II. Les chapitres VIII et IX sont consacrés aux illusions de la conscience ou plus exactement de l’observation intérieure (introspection), en entendant par ce mot « la connaissance réfléchie immédiate que l’esprit a de ses propres états comme tels » (p. 189). Ici encore, l’auteur divise les illusions en actives et passives. Nous avons une tendance à traduire nos sentiments internes par des termes empruntés aux impressions extérieures ; par exemple, cette idée m’a frappé, ce chagrin est un fardeau : l’enfant et le sauvage ont une tendance à considérer leurs pensées comme des voix intérieures.

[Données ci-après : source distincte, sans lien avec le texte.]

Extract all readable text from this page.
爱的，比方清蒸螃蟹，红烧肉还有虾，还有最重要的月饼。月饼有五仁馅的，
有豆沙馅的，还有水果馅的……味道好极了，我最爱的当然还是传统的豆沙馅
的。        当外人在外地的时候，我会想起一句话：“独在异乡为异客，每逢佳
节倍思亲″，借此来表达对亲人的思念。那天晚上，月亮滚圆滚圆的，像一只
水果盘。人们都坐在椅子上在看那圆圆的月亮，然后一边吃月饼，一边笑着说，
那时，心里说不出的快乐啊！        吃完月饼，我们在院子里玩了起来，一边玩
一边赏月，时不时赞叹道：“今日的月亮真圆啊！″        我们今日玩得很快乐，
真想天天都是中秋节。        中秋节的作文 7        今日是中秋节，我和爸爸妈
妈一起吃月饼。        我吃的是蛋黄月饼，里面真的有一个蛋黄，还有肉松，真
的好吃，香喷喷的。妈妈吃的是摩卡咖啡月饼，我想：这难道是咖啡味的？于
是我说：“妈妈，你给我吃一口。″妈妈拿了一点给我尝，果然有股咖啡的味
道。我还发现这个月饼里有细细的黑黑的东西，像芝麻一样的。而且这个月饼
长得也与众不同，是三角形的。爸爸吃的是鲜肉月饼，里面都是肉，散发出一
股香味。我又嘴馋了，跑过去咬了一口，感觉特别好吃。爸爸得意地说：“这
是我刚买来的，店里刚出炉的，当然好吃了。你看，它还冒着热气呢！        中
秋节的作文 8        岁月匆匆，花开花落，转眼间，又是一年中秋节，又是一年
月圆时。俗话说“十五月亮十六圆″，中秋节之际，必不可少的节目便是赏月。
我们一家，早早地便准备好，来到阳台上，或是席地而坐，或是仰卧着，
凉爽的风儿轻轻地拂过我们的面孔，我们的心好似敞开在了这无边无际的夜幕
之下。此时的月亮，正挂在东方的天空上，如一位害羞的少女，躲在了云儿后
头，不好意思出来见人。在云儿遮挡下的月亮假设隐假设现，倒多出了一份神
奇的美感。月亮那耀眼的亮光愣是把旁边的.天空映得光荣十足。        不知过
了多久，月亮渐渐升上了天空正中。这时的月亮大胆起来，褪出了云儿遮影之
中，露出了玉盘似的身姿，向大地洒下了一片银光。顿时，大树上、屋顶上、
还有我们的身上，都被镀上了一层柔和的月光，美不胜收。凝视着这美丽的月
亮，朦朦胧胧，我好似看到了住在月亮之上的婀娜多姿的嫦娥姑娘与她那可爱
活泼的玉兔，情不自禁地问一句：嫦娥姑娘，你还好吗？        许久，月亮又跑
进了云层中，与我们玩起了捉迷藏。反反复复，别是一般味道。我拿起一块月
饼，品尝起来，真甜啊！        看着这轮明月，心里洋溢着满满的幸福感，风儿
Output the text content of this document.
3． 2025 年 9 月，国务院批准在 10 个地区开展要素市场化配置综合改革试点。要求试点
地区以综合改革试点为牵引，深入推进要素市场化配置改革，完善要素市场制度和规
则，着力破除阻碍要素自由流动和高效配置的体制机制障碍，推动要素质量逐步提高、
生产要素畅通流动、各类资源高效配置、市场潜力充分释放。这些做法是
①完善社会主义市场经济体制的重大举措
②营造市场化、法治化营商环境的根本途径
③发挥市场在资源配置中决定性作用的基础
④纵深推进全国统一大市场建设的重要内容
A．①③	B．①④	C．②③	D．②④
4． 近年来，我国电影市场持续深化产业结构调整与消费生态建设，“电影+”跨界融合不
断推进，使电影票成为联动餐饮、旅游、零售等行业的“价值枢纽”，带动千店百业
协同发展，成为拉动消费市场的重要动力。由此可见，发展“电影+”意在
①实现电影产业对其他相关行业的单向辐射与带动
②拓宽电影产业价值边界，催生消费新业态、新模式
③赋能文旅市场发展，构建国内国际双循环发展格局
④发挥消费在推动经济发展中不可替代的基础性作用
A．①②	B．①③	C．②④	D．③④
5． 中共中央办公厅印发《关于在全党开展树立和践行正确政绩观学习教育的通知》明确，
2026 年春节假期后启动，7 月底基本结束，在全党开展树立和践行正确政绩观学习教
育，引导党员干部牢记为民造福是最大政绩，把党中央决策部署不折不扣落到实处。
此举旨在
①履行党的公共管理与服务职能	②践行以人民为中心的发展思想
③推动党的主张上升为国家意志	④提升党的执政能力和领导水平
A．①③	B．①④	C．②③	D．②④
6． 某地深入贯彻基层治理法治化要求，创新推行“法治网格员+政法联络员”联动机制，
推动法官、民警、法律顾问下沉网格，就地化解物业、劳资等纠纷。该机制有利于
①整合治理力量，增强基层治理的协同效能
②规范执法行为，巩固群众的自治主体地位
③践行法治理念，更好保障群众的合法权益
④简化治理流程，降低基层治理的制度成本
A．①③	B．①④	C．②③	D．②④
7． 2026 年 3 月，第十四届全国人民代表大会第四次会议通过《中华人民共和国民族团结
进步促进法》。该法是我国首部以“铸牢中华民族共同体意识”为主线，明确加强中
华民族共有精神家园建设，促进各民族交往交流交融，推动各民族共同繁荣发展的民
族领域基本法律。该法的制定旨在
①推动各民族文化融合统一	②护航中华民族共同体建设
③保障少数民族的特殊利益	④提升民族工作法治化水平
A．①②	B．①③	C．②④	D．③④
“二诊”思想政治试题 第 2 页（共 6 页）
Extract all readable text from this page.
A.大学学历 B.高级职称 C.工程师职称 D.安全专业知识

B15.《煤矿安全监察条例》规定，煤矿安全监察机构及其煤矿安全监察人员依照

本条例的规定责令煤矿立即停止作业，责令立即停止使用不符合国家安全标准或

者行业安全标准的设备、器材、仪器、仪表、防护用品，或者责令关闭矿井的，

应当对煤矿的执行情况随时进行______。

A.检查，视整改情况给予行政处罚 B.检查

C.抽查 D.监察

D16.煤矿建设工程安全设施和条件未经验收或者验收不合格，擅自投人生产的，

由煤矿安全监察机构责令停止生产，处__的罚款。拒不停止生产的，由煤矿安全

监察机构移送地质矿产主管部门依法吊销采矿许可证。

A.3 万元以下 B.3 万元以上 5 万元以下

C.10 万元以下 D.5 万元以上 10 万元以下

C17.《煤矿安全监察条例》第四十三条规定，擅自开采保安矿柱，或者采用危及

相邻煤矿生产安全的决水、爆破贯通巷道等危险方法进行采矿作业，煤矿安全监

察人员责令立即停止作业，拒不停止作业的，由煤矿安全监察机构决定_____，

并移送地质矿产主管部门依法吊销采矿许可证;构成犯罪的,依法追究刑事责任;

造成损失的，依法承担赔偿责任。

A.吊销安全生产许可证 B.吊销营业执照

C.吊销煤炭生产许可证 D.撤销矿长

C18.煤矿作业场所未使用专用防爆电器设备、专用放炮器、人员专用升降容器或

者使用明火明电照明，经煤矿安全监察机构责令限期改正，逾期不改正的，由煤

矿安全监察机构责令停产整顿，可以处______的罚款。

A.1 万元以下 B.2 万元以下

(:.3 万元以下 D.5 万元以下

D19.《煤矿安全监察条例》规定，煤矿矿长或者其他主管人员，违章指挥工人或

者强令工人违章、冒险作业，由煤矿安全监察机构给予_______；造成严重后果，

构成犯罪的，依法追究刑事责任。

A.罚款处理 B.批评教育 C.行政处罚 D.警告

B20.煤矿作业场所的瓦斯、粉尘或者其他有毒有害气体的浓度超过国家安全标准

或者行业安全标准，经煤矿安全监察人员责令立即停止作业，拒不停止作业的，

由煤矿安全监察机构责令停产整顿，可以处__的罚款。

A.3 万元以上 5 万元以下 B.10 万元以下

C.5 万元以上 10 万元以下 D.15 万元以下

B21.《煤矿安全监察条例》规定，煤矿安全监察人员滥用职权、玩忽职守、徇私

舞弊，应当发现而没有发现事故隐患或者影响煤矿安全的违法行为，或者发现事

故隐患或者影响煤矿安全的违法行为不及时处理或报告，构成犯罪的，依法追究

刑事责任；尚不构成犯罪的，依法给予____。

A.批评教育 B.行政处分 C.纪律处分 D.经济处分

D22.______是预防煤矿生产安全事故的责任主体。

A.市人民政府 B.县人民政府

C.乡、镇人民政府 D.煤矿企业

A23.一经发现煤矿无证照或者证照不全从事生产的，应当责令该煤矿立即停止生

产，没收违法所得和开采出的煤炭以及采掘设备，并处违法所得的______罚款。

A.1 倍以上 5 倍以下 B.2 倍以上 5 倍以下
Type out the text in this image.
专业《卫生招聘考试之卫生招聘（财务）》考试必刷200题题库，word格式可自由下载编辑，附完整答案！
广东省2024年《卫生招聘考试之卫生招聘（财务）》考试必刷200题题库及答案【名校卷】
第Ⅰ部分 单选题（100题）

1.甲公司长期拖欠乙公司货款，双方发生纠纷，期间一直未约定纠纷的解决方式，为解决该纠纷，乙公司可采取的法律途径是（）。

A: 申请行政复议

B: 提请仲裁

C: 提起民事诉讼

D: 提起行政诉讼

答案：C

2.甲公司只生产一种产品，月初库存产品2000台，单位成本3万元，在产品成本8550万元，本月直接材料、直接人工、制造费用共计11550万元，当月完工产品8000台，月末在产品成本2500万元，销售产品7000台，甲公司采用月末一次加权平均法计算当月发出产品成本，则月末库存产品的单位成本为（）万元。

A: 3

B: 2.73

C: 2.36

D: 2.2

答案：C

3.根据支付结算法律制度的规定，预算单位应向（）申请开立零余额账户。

L’observation interne, lorsqu’elle s’applique à un sentiment actuel et intense, est au-dessus du soupçon ; mais rarement le cas est aussi simple. L’auteur énumère les diverses cases qui peuvent la vicier : Il semble bien simple de pouvoir décider si l’on s’amuse, et cependant très souvent on se trompe sur ce point. C’est ainsi qu’on a dit que les hommes vont en société, moins pour avoir du plaisir que pour croire qu’ils en ont, et, pourvu qu’ils ne soient pas blasés, ils se trompent eux et les autres. La vie sociale nous impose aussi certains sentiments convenus qu’on finit par prendre pour réels. Les grandes illusions de la conscience se rencontrent surtout dans la vie morale et la vie religieuse. Il y a à cet égard une opposition frappante entre l’opinion de certains philosophes et celle des théologiens : ceux-ci-ont souvent soutenu qu’il est bien difficile dans nos sentiments de distinguer le vrai du faux ; ceux-là considèrent le verdict de la conscience comme ayant une suprême autorité.

Les illusions de l’observation intérieure sont remarquables, surtout lorsqu’elle s’applique aux états réputés simples, mais dont la simplicité n’est qu’apparente. Ainsi, lorsqu’on dit que l’idée d’espace ne contient aucune représentation de la sensation musculaire, cette affirmation n’a d’autre fondement que l’impossibilité d’analyser clairement cette idée, L’auteur trouve que, après une certaine pratique, il reconnaît beaucoup mieux cet élément qu’à l’origine, ce qui répond à ce que dit Helmholtz relativement aux sensations élémentaires.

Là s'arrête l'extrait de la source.